Dikutip dari Majalah ALFIKR edisi 34 berjudul “Alarm di Pesisir Probolinggo”, Rainy Hutabarat Komisioner Komnas Perempuan (2020-2024) sekaligus Pengampu Tim Kajian Disabilitas Komnas Perempuan, menyampaikan bahwa banyak perempuan disabilitas di Indonesia hidup dalam keluarga miskin. Faktor kemiskinan akan berdampak pada pola pengasuhan dan pendidikan. Misalnya saja, banyak perempuan disabilitas psikososial di pedesaan atau pelosok yang dipasung dengan kondisi terlantar, tanpa pengobatan atau perawatan.

“Kondisi ini terkait dengan pandangan keluarga bahwa disabilitas merupakan aib, gangguan bagi masyarakat sekitar, dan hidupnya ‘sudah selesai’ tak punya masa depan,” tuturnya di Majalah ALFIKR.

Selain itu, menurut Rainy Hutabarat, data pilah kependudukan berdasarkan jenis, kondisi disabilitas dan jenis kelamin juga sulit diperoleh. Di tingkat kabupaten atau kota pun, data terpilah tersebut belum tersedia. Padahal, advokasi hak-hak penyandang disabilitas membutuhkan basis data terutama berdasarkan kajian. Upaya mencari data terpilah juga menjadi ruang advokasi saat melakukan penelitian.

Minimnya akses pendidikan

Ketersediaan akses pendidikan bagi penyandang disabilitas terutama perempuan masih menjadi persoalan yang belum tertuntaskan. Pendidikan inklusif pun bagi penyandang disabilitas masih jauh dari harapan. Seperti yang disampaikan oleh Ketua Umum Perkumpulan Penyandang Disabilitas Indonesia, Gufroni Sakaril, tantangan utama di segi pendidikan adalah tingkat partisipasi sekolah yang masih rendah.

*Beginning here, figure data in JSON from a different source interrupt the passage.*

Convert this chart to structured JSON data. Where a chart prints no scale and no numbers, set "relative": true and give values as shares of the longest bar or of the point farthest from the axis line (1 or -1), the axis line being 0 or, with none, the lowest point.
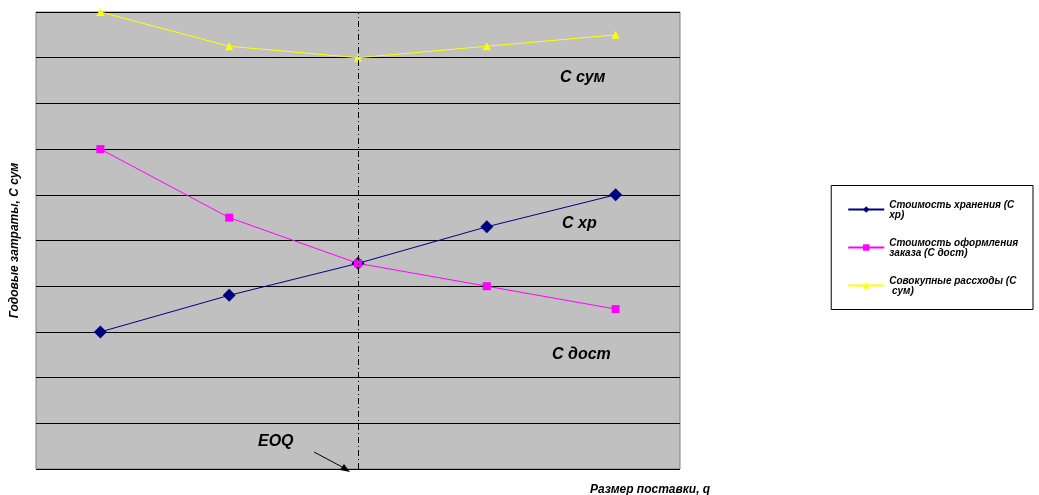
{
  "chart_data": {
    "type": "line",
    "relative": true,
    "xlabel": "Размер поставки, q",
    "ylabel": "Годовые затраты, С сум",
    "categories": [
      null,
      null,
      null,
      null,
      null
    ],
    "series": [
      {
        "name": "Стоимость хранения (С хр)",
        "color": "#000080",
        "marker": "diamond",
        "values": [
          0.3,
          0.38,
          0.45,
          0.53,
          0.6
        ]
      },
      {
        "name": "Стоимость оформления заказа (С дост)",
        "color": "#ff00ff",
        "marker": "square",
        "values": [
          0.7,
          0.55,
          0.45,
          0.4,
          0.35
        ]
      },
      {
        "name": "Совокупные рассходы (С сум)",
        "color": "#ffff00",
        "marker": "triangle",
        "values": [
          1,
          0.925,
          0.9,
          0.925,
          0.95
        ]
      }
    ],
    "annotations": [
      "С сум",
      "С хр",
      "С дост",
      "EOQ"
    ],
    "grid": true,
    "legend": "right",
    "line_style": "solid"
  }
}
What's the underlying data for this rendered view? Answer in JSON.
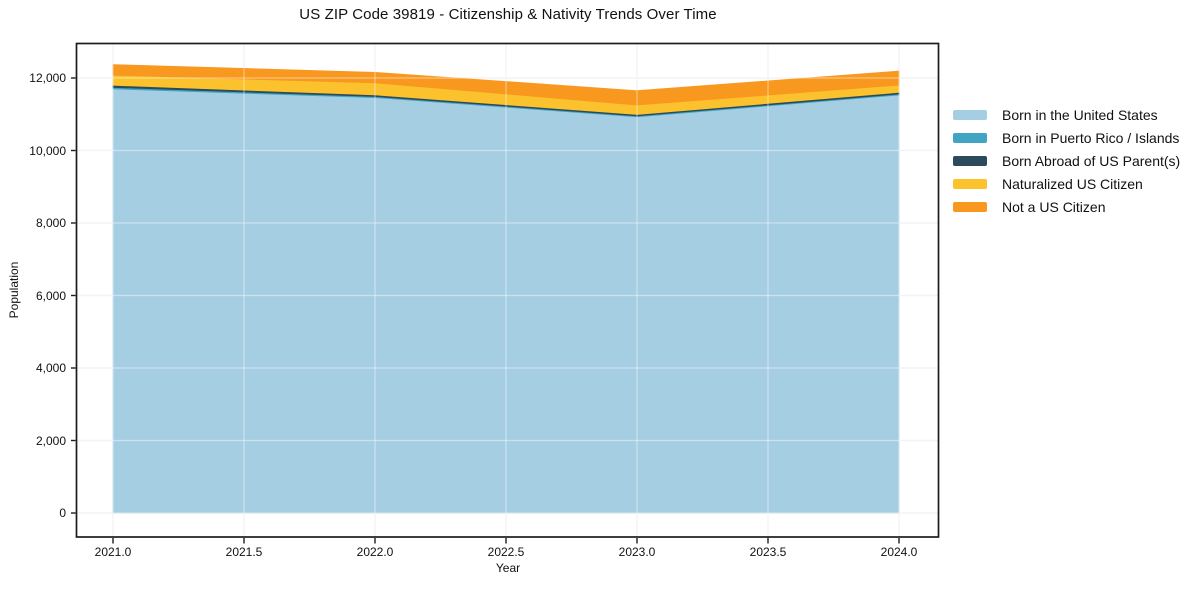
{
  "title": "US ZIP Code 39819 - Citizenship & Nativity Trends Over Time",
  "chart_data": {
    "type": "area",
    "stacked": true,
    "title": "US ZIP Code 39819 - Citizenship & Nativity Trends Over Time",
    "xlabel": "Year",
    "ylabel": "Population",
    "grid": true,
    "legend_position": "right-outside",
    "x": [
      2021,
      2022,
      2023,
      2024
    ],
    "series": [
      {
        "name": "Born in the United States",
        "color": "#a5cee3",
        "values": [
          11700,
          11460,
          10930,
          11530
        ]
      },
      {
        "name": "Born in Puerto Rico / Islands",
        "color": "#41a4c2",
        "values": [
          40,
          30,
          25,
          30
        ]
      },
      {
        "name": "Born Abroad of US Parent(s)",
        "color": "#2b4a5c",
        "values": [
          60,
          45,
          40,
          45
        ]
      },
      {
        "name": "Naturalized US Citizen",
        "color": "#fcc22d",
        "values": [
          280,
          330,
          260,
          200
        ]
      },
      {
        "name": "Not a US Citizen",
        "color": "#f8981f",
        "values": [
          290,
          290,
          395,
          385
        ]
      }
    ],
    "totals": [
      12370,
      12155,
      11650,
      12190
    ],
    "xlim": [
      2020.86,
      2024.15
    ],
    "ylim": [
      -660,
      12950
    ],
    "x_ticks": [
      {
        "v": 2021.0,
        "label": "2021.0"
      },
      {
        "v": 2021.5,
        "label": "2021.5"
      },
      {
        "v": 2022.0,
        "label": "2022.0"
      },
      {
        "v": 2022.5,
        "label": "2022.5"
      },
      {
        "v": 2023.0,
        "label": "2023.0"
      },
      {
        "v": 2023.5,
        "label": "2023.5"
      },
      {
        "v": 2024.0,
        "label": "2024.0"
      }
    ],
    "y_ticks": [
      {
        "v": 0,
        "label": "0"
      },
      {
        "v": 2000,
        "label": "2,000"
      },
      {
        "v": 4000,
        "label": "4,000"
      },
      {
        "v": 6000,
        "label": "6,000"
      },
      {
        "v": 8000,
        "label": "8,000"
      },
      {
        "v": 10000,
        "label": "10,000"
      },
      {
        "v": 12000,
        "label": "12,000"
      }
    ]
  }
}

“Tingkat partisipasi sekolah penyandang disabilitas yang rendah ini menjadi persoalan bagi bangsa kita. Kalau mereka tidak mendapatkan pendidikan yang baik, maka tentu saja ke depannya akan sangat sulit bagi mereka untuk bisa mandiri dan mendapat pekerjaan,” ujar Gugroni dalam diskusi Peringatan Hari Penyandang Disabilitas Internasioanl pada Rabu (1/12/2021).

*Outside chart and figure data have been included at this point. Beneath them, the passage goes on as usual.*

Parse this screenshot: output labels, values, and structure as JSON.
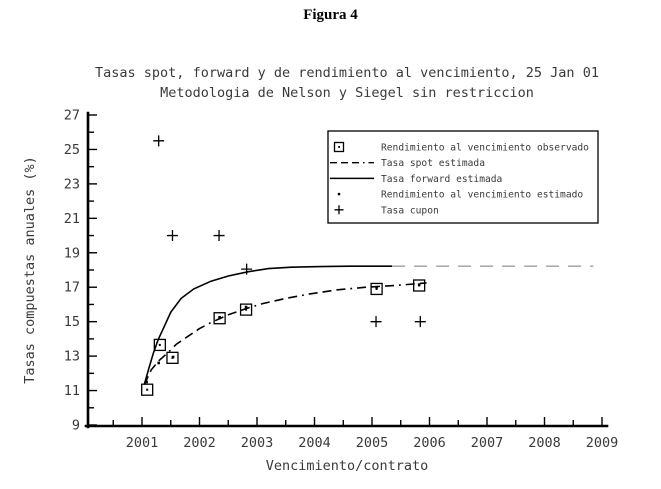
{
  "figure": {
    "title": "Figura 4"
  },
  "chart_data": {
    "type": "line",
    "title_lines": [
      "Tasas spot, forward y de rendimiento al vencimiento, 25 Jan 01",
      "Metodologia de Nelson y Siegel sin restriccion"
    ],
    "xlabel": "Vencimiento/contrato",
    "ylabel": "Tasas compuestas anuales (%)",
    "xlim": [
      2000.06,
      2009.1
    ],
    "ylim": [
      9,
      27
    ],
    "grid": false,
    "x_axis": {
      "major_ticks": [
        2001,
        2002,
        2003,
        2004,
        2005,
        2006,
        2007,
        2008,
        2009
      ],
      "minor_ticks": [
        2000.5,
        2001.5,
        2002.5,
        2003.5,
        2004.5,
        2005.5,
        2006.5,
        2007.5,
        2008.5
      ]
    },
    "y_axis": {
      "tick_step": 1,
      "labeled_ticks": [
        9,
        11,
        13,
        15,
        17,
        19,
        21,
        23,
        25,
        27
      ]
    },
    "series": [
      {
        "name": "Tasa forward estimada",
        "type": "line",
        "style": "solid",
        "points": [
          [
            2001.04,
            11.35
          ],
          [
            2001.12,
            12.3
          ],
          [
            2001.2,
            13.2
          ],
          [
            2001.28,
            13.95
          ],
          [
            2001.37,
            14.6
          ],
          [
            2001.5,
            15.55
          ],
          [
            2001.68,
            16.35
          ],
          [
            2001.9,
            16.9
          ],
          [
            2002.2,
            17.35
          ],
          [
            2002.5,
            17.65
          ],
          [
            2002.85,
            17.9
          ],
          [
            2003.2,
            18.08
          ],
          [
            2003.6,
            18.16
          ],
          [
            2004.1,
            18.2
          ],
          [
            2004.6,
            18.22
          ],
          [
            2005.35,
            18.22
          ]
        ]
      },
      {
        "name": "Tasa forward estimada extrapolacion",
        "type": "line",
        "style": "long-dash-gray",
        "points": [
          [
            2005.35,
            18.22
          ],
          [
            2008.85,
            18.22
          ]
        ]
      },
      {
        "name": "Tasa spot estimada",
        "type": "line",
        "style": "dash-dot",
        "points": [
          [
            2001.04,
            11.35
          ],
          [
            2001.16,
            12.2
          ],
          [
            2001.3,
            12.75
          ],
          [
            2001.45,
            13.2
          ],
          [
            2001.6,
            13.7
          ],
          [
            2001.8,
            14.15
          ],
          [
            2002.0,
            14.6
          ],
          [
            2002.2,
            14.95
          ],
          [
            2002.5,
            15.4
          ],
          [
            2002.8,
            15.75
          ],
          [
            2003.1,
            16.05
          ],
          [
            2003.5,
            16.35
          ],
          [
            2003.9,
            16.6
          ],
          [
            2004.4,
            16.85
          ],
          [
            2004.9,
            17.0
          ],
          [
            2005.4,
            17.1
          ],
          [
            2005.95,
            17.25
          ]
        ]
      },
      {
        "name": "Rendimiento al vencimiento estimado",
        "type": "scatter",
        "marker": "dot",
        "points": [
          [
            2001.08,
            11.5
          ],
          [
            2001.29,
            12.6
          ],
          [
            2001.54,
            12.95
          ],
          [
            2002.35,
            15.25
          ],
          [
            2002.81,
            15.85
          ],
          [
            2005.08,
            17.0
          ],
          [
            2005.82,
            17.15
          ]
        ]
      },
      {
        "name": "Rendimiento al vencimiento observado",
        "type": "scatter",
        "marker": "square-dot",
        "points": [
          [
            2001.09,
            11.05
          ],
          [
            2001.31,
            13.65
          ],
          [
            2001.53,
            12.9
          ],
          [
            2002.35,
            15.2
          ],
          [
            2002.81,
            15.7
          ],
          [
            2005.08,
            16.9
          ],
          [
            2005.82,
            17.1
          ]
        ]
      },
      {
        "name": "Tasa cupon",
        "type": "scatter",
        "marker": "plus",
        "points": [
          [
            2001.29,
            25.5
          ],
          [
            2001.53,
            20.0
          ],
          [
            2002.34,
            20.0
          ],
          [
            2002.82,
            18.05
          ],
          [
            2005.07,
            15.0
          ],
          [
            2005.84,
            15.0
          ]
        ]
      }
    ],
    "legend": {
      "position": "upper-right",
      "entries": [
        {
          "marker": "square-dot",
          "label": "Rendimiento al vencimiento observado"
        },
        {
          "marker": "dash-dot-line",
          "label": "Tasa spot estimada"
        },
        {
          "marker": "solid-line",
          "label": "Tasa forward estimada"
        },
        {
          "marker": "dot",
          "label": "Rendimiento al vencimiento estimado"
        },
        {
          "marker": "plus",
          "label": "Tasa cupon"
        }
      ]
    }
  }
}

Dikutip dari laporan BPS, bahwa penelantaran pendidikan bagi perempuan penyandang disabilitas kerap terjadi. Tercatat pada tahun 2020 sebanyak 20,51% penyandang disabilitas tidak pernah mengenyam pendidikan. 29,35% tidak tamat Sekolah Dasar (SD) dan 26,32% tamat SD. Sementara sebesar 9,97% pernah mengenyam SMP, dan SMA 10,47%, serta Perguruan Tinggi sebanyak 3,38%.

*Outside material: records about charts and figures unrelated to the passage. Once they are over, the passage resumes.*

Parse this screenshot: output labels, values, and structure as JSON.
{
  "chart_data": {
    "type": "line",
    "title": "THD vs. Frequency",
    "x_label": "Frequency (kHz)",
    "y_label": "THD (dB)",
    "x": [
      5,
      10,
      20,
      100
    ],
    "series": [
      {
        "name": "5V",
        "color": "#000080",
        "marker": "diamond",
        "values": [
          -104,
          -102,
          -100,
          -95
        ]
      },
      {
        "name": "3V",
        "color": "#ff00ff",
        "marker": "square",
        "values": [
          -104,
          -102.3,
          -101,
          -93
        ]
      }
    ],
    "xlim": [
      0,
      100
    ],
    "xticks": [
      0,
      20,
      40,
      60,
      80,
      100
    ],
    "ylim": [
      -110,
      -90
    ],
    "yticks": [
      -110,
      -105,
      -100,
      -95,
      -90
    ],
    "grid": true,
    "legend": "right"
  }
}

Menurut liputan di Majalah ALFIKR di Rubrik An-nisa berjudul “Kerentanan Berlapis Perempuan Penyandang Disabilitas”, penyebab penelantaran tersebut antara lain, pertama, keluarga kurang memahami bagaimana mengasuh anak dengan disabilitas; kedua, kondisi ekonomi keluarga yang sulit; ketiga, akses pendidikan inklusi tidak tersedia di lingkungan terdekat; keempat, masyarakat masih tergolong tidak ramah terhadap perempuan disabilitas dan menstigma sebagai gangguan bagi lingkungan.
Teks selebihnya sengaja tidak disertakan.